Much of this has been put to trial with the Quantum Learning Machine, which behaves as though it has 30 to 40 qubits. The hardware/software package includes a quantum assembly programming language and a Python-based high-level hybrid language. A few national labs and technical universities are using it, and it’s been quite a success at giving looks into how this all might work.
Google, Microsoft, Intel, and IBM All in on This
Google AI is focusing its research on superconducting qubits with chip-based scalable architecture targeting two-qubit gate error to build a framework capable of implementing a quantum neural network on near-term processors, and on quantum supremacy. Two years ago there was a whole lot of fanfare around it’s introduction of the Bristlecone superconducting chip, and it’s likely we haven’t the last of it.
IBM has given us its Q systems, and is offering three ways to access its quantum computers and quantum simulators, and late last year (2019) they debuted an new generation of IBM Q system sporting a full 53 qubits at the IBM Quantum Computation Center in New York.
Intel’s contribution to all of this is has been Tangle Lake, a superconducting quantum processor that incorporates 49 qubits in a package that is capable of scaling upward from 17 qubits in its predecessor.

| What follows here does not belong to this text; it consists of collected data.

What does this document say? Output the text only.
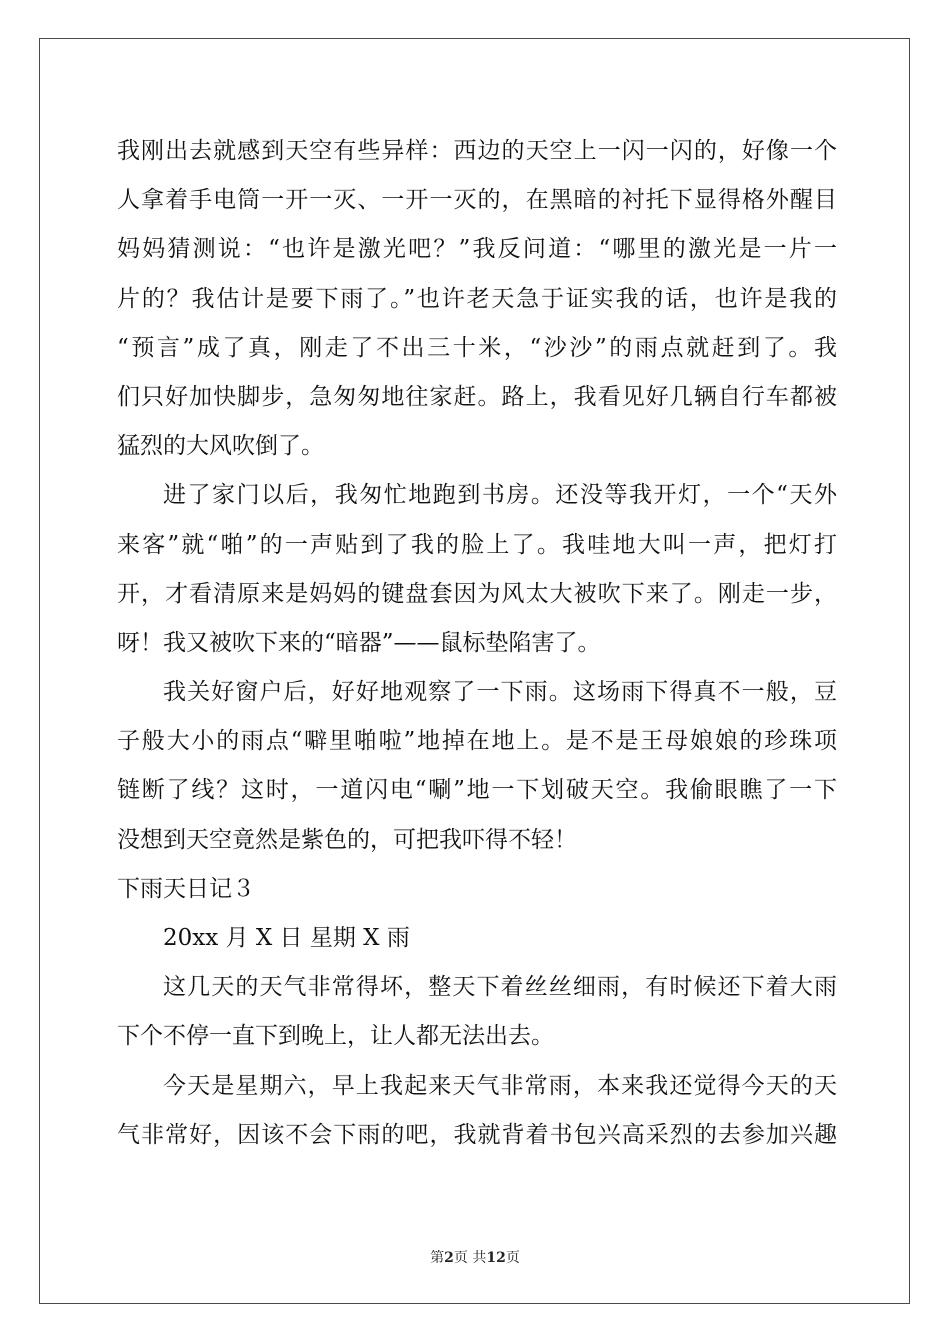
我刚出去就感到天空有些异样：西边的天空上一闪一闪的，好像一个
人拿着手电筒一开一灭、一开一灭的，在黑暗的衬托下显得格外醒目
妈妈猜测说：“也许是激光吧？”我反问道：“哪里的激光是一片一
片的？我估计是要下雨了。”也许老天急于证实我的话，也许是我的
“预言”成了真，刚走了不出三十米，“沙沙”的雨点就赶到了。我
们只好加快脚步，急匆匆地往家赶。路上，我看见好几辆自行车都被
猛烈的大风吹倒了。
进了家门以后，我匆忙地跑到书房。还没等我开灯，一个“天外
来客”就“啪”的一声贴到了我的脸上了。我哇地大叫一声，把灯打
开，才看清原来是妈妈的键盘套因为风太大被吹下来了。刚走一步，
呀！我又被吹下来的“暗器”——鼠标垫陷害了。
我关好窗户后，好好地观察了一下雨。这场雨下得真不一般，豆
子般大小的雨点“噼里啪啦”地掉在地上。是不是王母娘娘的珍珠项
链断了线？这时，一道闪电“唰”地一下划破天空。我偷眼瞧了一下
没想到天空竟然是紫色的，可把我吓得不轻！
下雨天日记３
20xx 月 X 日 星期 X 雨
这几天的天气非常得坏，整天下着丝丝细雨，有时候还下着大雨
下个不停一直下到晚上，让人都无法出去。
今天是星期六，早上我起来天气非常雨，本来我还觉得今天的天
气非常好，因该不会下雨的吧，我就背着书包兴高采烈的去参加兴趣
第2页 共12页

And of course, Microsoft is in on the action too, as they’ve been researching the development and application of quantum computing since before the turn on the last century. Between their Q# programming language and their QDK kit, it’s not long before quantum computers will be available as co-processors in the Azure cloud.
And if you’re wondering, here’s 10 areas where Quantum Computing may be making life better for humans:
- More accurate and practical AI (artificial intelligence)
- Weather Forecasting and Mitigating Climate Change
- Drug Development
- Financial Modeling
- Better Batteries
- Cleaner Fertilization
- Traffic Optimization
- Solar Capture
- Electronic Materials Discovery
It’s all genuinely quite exciting, so we don’t know about you but we’ll be keeping an eye on all this in a big way.